HDP şu anda meclisin üçüncü partisi her şeye rağmen elindeki avantajları kullanmak durumunda. HDP’ye Siyaset yaptırtmak istemiyorlar. HDP’ye yönelik cadı avı sürüyor, ama buna karşın oyları düşmüyor. Dolayısıyla HDP’yi görmemezlikten gelmek Kürt sorunu konusunda kalıcı bir çözüm mümkün değil. Çünkü HDP’den hoşlanmayıp çizdiğinizde yerine ne koyabileceğiniz böyle masa başı mühendislikle olacak bir iş değil. Dolaysıyla Adalet ve Kalkınma Partisinin HDP’yi görmek, tanımak ve Kürt sorununu demokratik çözümünde onun real bir aktör olduğunu görmek durumundadır.”

“YPG’yle halkı ayrıştırmak çok kolay değil”

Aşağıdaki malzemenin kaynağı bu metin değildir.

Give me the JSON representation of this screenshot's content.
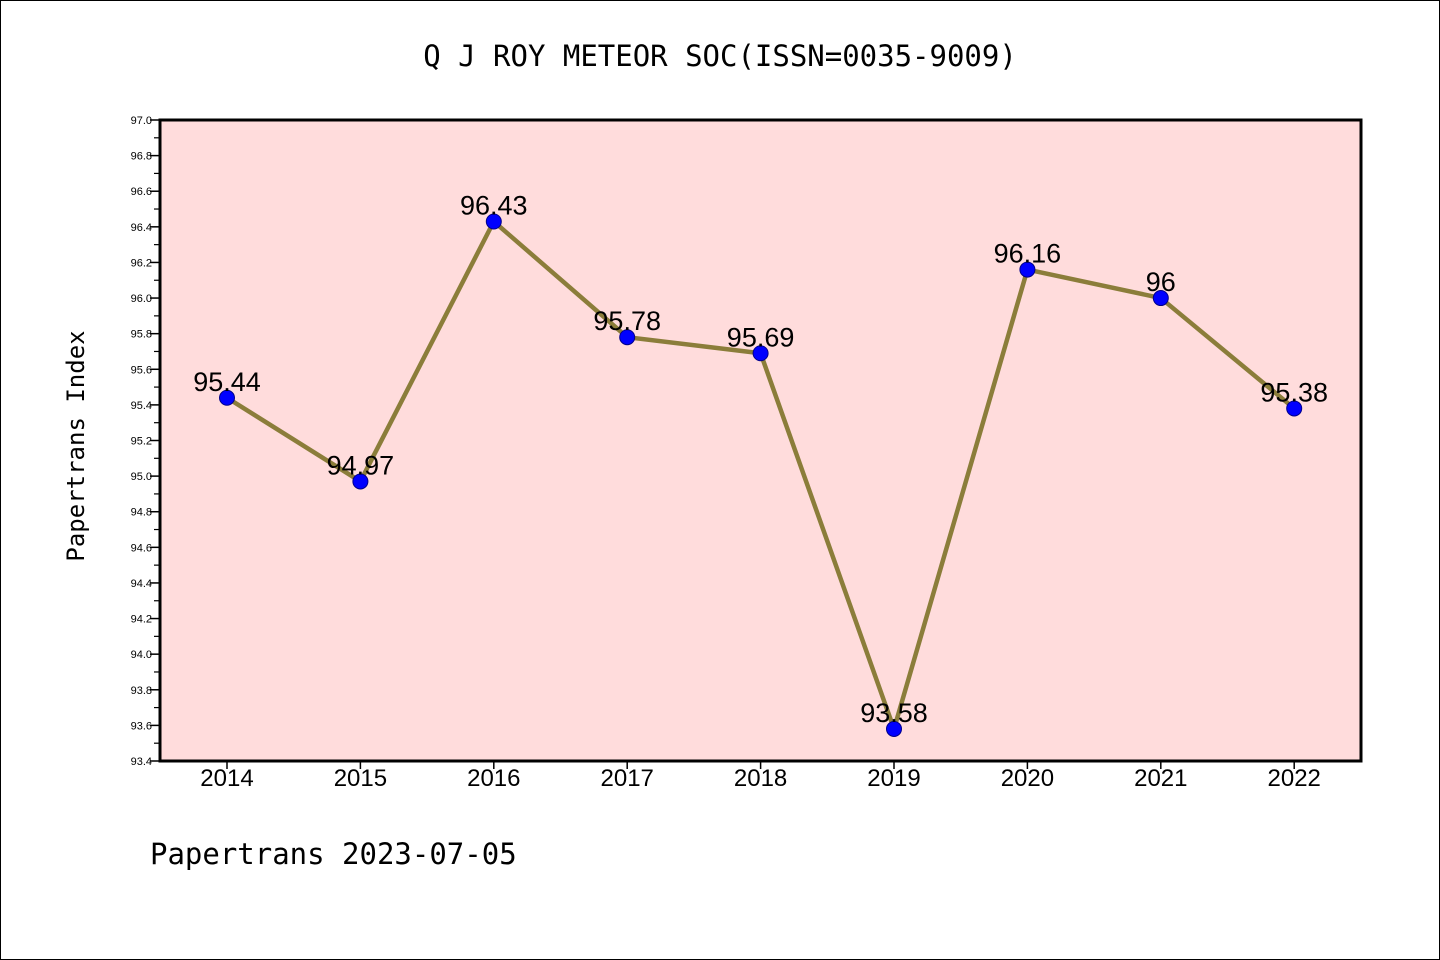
{
  "chart_data": {
    "type": "line",
    "title": "Q J ROY METEOR SOC(ISSN=0035-9009)",
    "ylabel": "Papertrans Index",
    "xlabel": "",
    "footer": "Papertrans 2023-07-05",
    "categories": [
      "2014",
      "2015",
      "2016",
      "2017",
      "2018",
      "2019",
      "2020",
      "2021",
      "2022"
    ],
    "series": [
      {
        "values": [
          95.44,
          94.97,
          96.43,
          95.78,
          95.69,
          93.58,
          96.16,
          96,
          95.38
        ],
        "labels": [
          "95.44",
          "94.97",
          "96.43",
          "95.78",
          "95.69",
          "93.58",
          "96.16",
          "96",
          "95.38"
        ]
      }
    ],
    "ylim": [
      93.4,
      97.0
    ],
    "yticks": [
      "93.4",
      "93.6",
      "93.8",
      "94.0",
      "94.2",
      "94.4",
      "94.6",
      "94.8",
      "95.0",
      "95.2",
      "95.4",
      "95.6",
      "95.8",
      "96.0",
      "96.2",
      "96.4",
      "96.6",
      "96.8",
      "97.0"
    ],
    "grid": false,
    "colors": {
      "plot_background": "#ffdcdc",
      "line": "#8b7d3a",
      "marker": "#0000ff"
    }
  }
}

Rojava’da demografik yapıyı bozamaya yönelik tutumların doğru olmadığını ifade eden Ufuk, “Trump görüşmesinde karşılıklı hassasiyetlere dikkat ettiler, Rusya’nın hassasiyetine de dikkat ettiler. Ama önemli olan güvenli bölge denen bölgenin güvenli olmaması çünkü güvenli bölgenin dışı yani bütün Suriye’de bir ana yasal teminatla güvenliği sağlamadığınızda böyle parça başı güvenlik diye bir şey olmayacağını hayat bize gösterdi. İkincisi demografik yapıyı bozan tutumlar doğru değil, yani masa başında şunlar şuraya gitsin bunlar, buraya gitsin demekle olmuyor. Birleşmiş Milletler, yüz binlerce insanın bölgeden uzaklaştığını tespit etti. Daha önemlisi bölgedeki örgütleri yani PYD’yle YPG’yle halkı ayrıştırmak çok kolay değil. Örneğin Roboski operasyonu yapılırken Roboski bombalanırken örgütü bombalıyoruz zannettiler ama bölge insanının üzerine bomba yağdı. Dolayısıyla örgütler bu tarafta halkı bu tarafta diye bir şey yok. Bunun bir sosyolojisi var bunu görmeyen bir siyaset başarılı olamaz” diye konuştu.